Indeed, the filing deadline will come and go long before many potential candidates - folks who have been thinking about making a try - even realize it's an election year.
Be real. Take a person who has a job. If he or she is any good at it, the boss isn't likely to look fondly on having a candidate on the payroll month after month after month. Knowing he or she plans to leave, depending on how the voting goes, the boss is likely to show the candidate the door. And there are just not that many Mississippians who can go for 10 months (November winners won't take office until January) without a paycheck.
There was a time not too long ago when people considering public service had to make a decision about three months before voters went to the polls. A commitment three times longer is simply harder to make.
Another plus for lawmakers is that the Legislature is still in session when the qualifying deadline passes.

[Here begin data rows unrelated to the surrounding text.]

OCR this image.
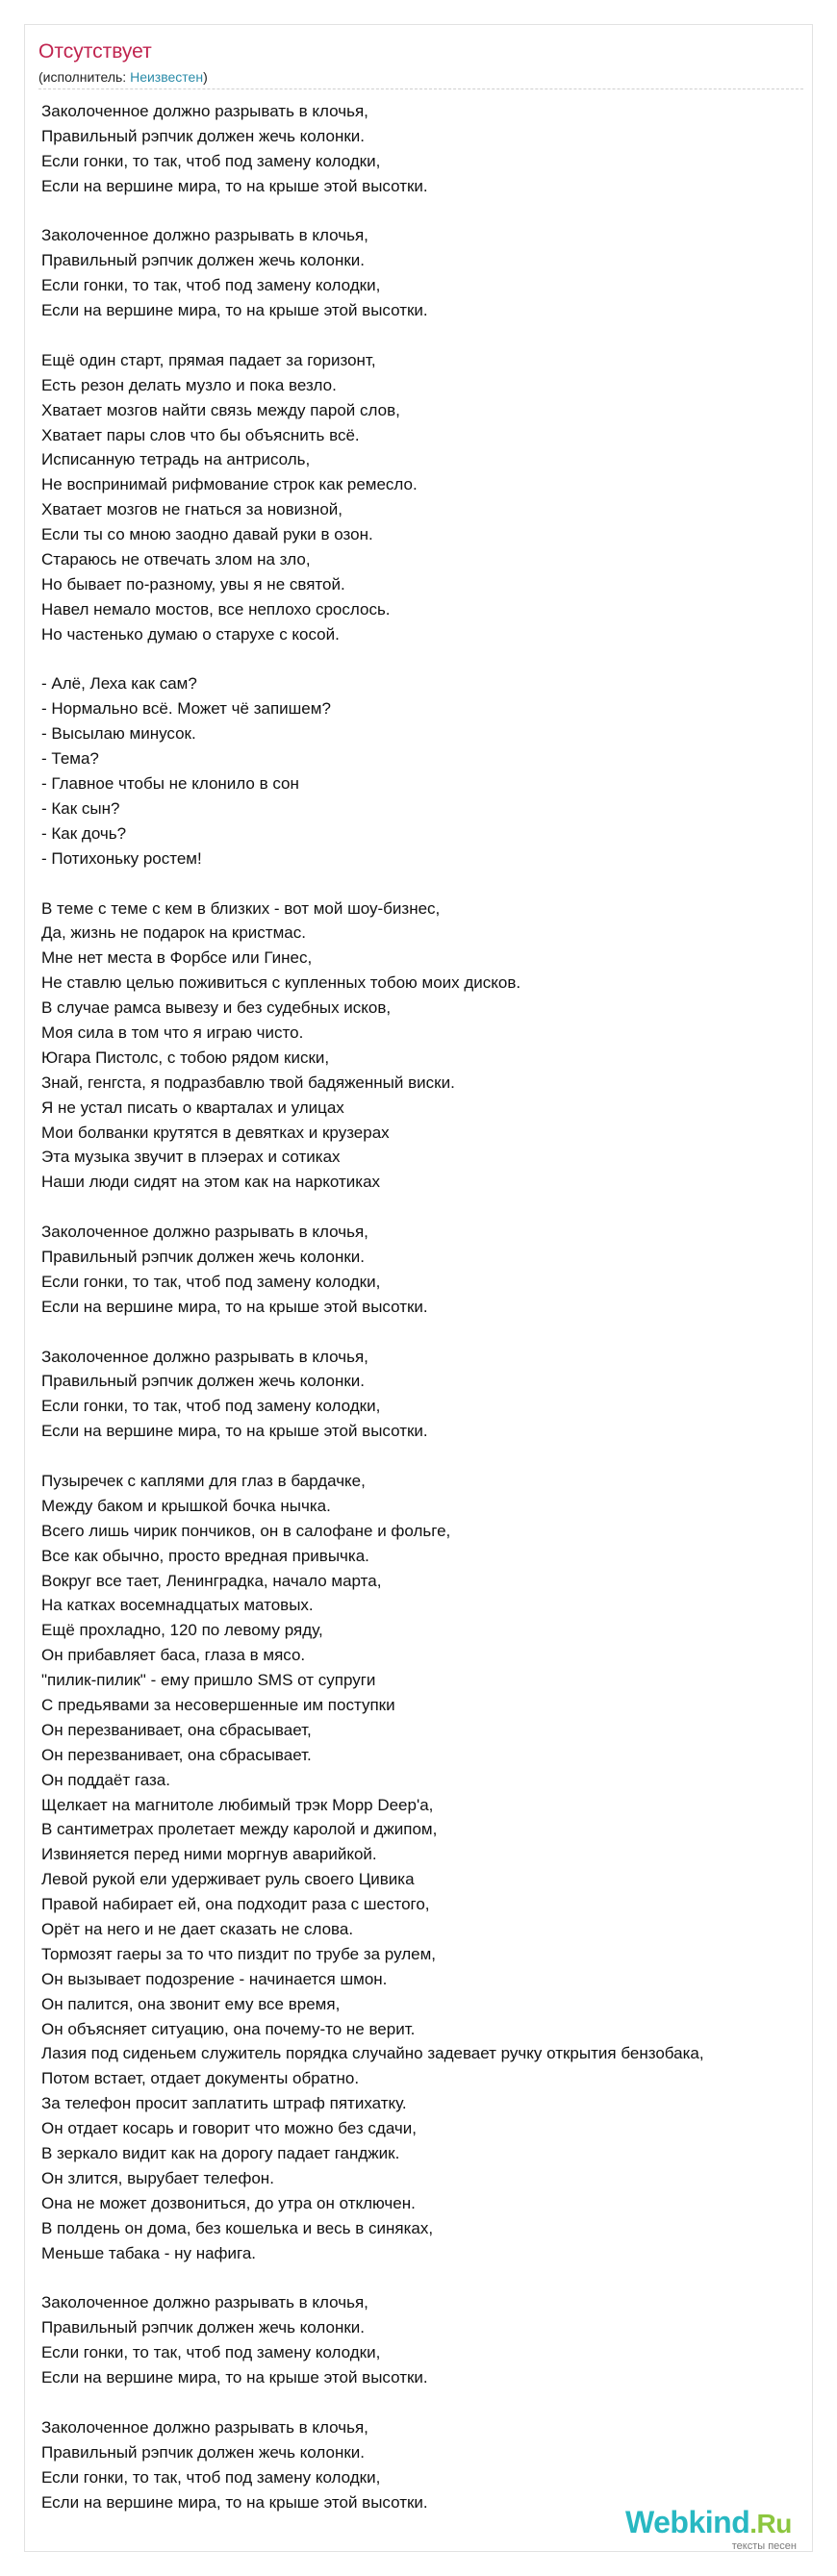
Отсутствует
(исполнитель: Неизвестен)
Заколоченное должно разрывать в клочья,
Правильный рэпчик должен жечь колонки.
Если гонки, то так, чтоб под замену колодки,
Если на вершине мира, то на крыше этой высотки.
Заколоченное должно разрывать в клочья,
Правильный рэпчик должен жечь колонки.
Если гонки, то так, чтоб под замену колодки,
Если на вершине мира, то на крыше этой высотки.
Ещё один старт, прямая падает за горизонт,
Есть резон делать музло и пока везло.
Хватает мозгов найти связь между парой слов,
Хватает пары слов что бы объяснить всё.
Исписанную тетрадь на антрисоль,
Не воспринимай рифмование строк как ремесло.
Хватает мозгов не гнаться за новизной,
Если ты со мною заодно давай руки в озон.
Стараюсь не отвечать злом на зло,
Но бывает по-разному, увы я не святой.
Навел немало мостов, все неплохо срослось.
Но частенько думаю о старухе с косой.
- Алё, Леха как сам?
- Нормально всё. Может чё запишем?
- Высылаю минусок.
- Тема?
- Главное чтобы не клонило в сон
- Как сын?
- Как дочь?
- Потихоньку ростем!
В теме с теме с кем в близких - вот мой шоу-бизнес,
Да, жизнь не подарок на кристмас.
Мне нет места в Форбсе или Гинес,
Не ставлю целью поживиться с купленных тобою моих дисков.
В случае рамса вывезу и без судебных исков,
Моя сила в том что я играю чисто.
Югара Пистолс, с тобою рядом киски,
Знай, генгста, я подразбавлю твой бадяженный виски.
Я не устал писать о кварталах и улицах
Мои болванки крутятся в девятках и крузерах
Эта музыка звучит в плэерах и сотиках
Наши люди сидят на этом как на наркотиках
Заколоченное должно разрывать в клочья,
Правильный рэпчик должен жечь колонки.
Если гонки, то так, чтоб под замену колодки,
Если на вершине мира, то на крыше этой высотки.
Заколоченное должно разрывать в клочья,
Правильный рэпчик должен жечь колонки.
Если гонки, то так, чтоб под замену колодки,
Если на вершине мира, то на крыше этой высотки.
Пузыречек с каплями для глаз в бардачке,
Между баком и крышкой бочка нычка.
Всего лишь чирик пончиков, он в салофане и фольге,
Все как обычно, просто вредная привычка.
Вокруг все тает, Ленинградка, начало марта,
На катках восемнадцатых матовых.
Ещё прохладно, 120 по левому ряду,
Он прибавляет баса, глаза в мясо.
"пилик-пилик" - ему пришло SMS от супруги
С предьявами за несовершенные им поступки
Он перезванивает, она сбрасывает,
Он перезванивает, она сбрасывает.
Он поддаёт газа.
Щелкает на магнитоле любимый трэк Mopp Deep'a,
В сантиметрах пролетает между каролой и джипом,
Извиняется перед ними моргнув аварийкой.
Левой рукой ели удерживает руль своего Цивика
Правой набирает ей, она подходит раза с шестого,
Орёт на него и не дает сказать не слова.
Тормозят гаеры за то что пиздит по трубе за рулем,
Он вызывает подозрение - начинается шмон.
Он палится, она звонит ему все время,
Он объясняет ситуацию, она почему-то не верит.
Лазия под сиденьем служитель порядка случайно задевает ручку открытия бензобака,
Потом встает, отдает документы обратно.
За телефон просит заплатить штраф пятихатку.
Он отдает косарь и говорит что можно без сдачи,
В зеркало видит как на дорогу падает ганджик.
Он злится, вырубает телефон.
Она не может дозвониться, до утра он отключен.
В полдень он дома, без кошелька и весь в синяках,
Меньше табака - ну нафига.
Заколоченное должно разрывать в клочья,
Правильный рэпчик должен жечь колонки.
Если гонки, то так, чтоб под замену колодки,
Если на вершине мира, то на крыше этой высотки.
Заколоченное должно разрывать в клочья,
Правильный рэпчик должен жечь колонки.
Если гонки, то так, чтоб под замену колодки,
Если на вершине мира, то на крыше этой высотки.
Webkind.Ru
тексты песен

What that means is that every member will know a month before the 2007 regular term ends whether he or she has primary or general election opponents and who those opponents are.
Since the hardest votes are taken in the closing weeks of the session, partnerships can be formed. Just watch. The lead on controversial legislation will be handed to lawmakers who either have no opponents or no serious opponents.
Likewise, if there's a piece of legislation a particular lawmaker is known to favor, but it is unpopular with his or her constituents, the lawmaker will do some counting. If it appears there are enough votes to pass the bill anyway, the lawmaker facing a strong ballot opponent will vote "nay."
The opposite is also true. If, say, a constituent is lobbying hard for a bill the lawmaker opposes, a similar tally can be done. The lawmaker will vote "aye," knowing the legislation will fail - and maintain all-important political cover.
One view would be that this is merely the normal gamesmanship that is part of the lawmaking process. A harsher view would be that this amounts to fraud on voters who are denied the chance to know a legislator's "real" position.
The greater harm, though, has to be at the local level. In addition to dissuading people from undertaking unreasonably long campaigns, once qualifying closes, it closes. Even if a candidate dies March 2, qualifying doesn't reopen. That has created all kinds of strange outcomes - and will create more.
Awareness is the only way to defeat early deadlines. Any who aspire to public office in Mississippi had better head on down to their courthouse. Qualifying starts Jan. 2. Incumbents know that. And they hope you don't.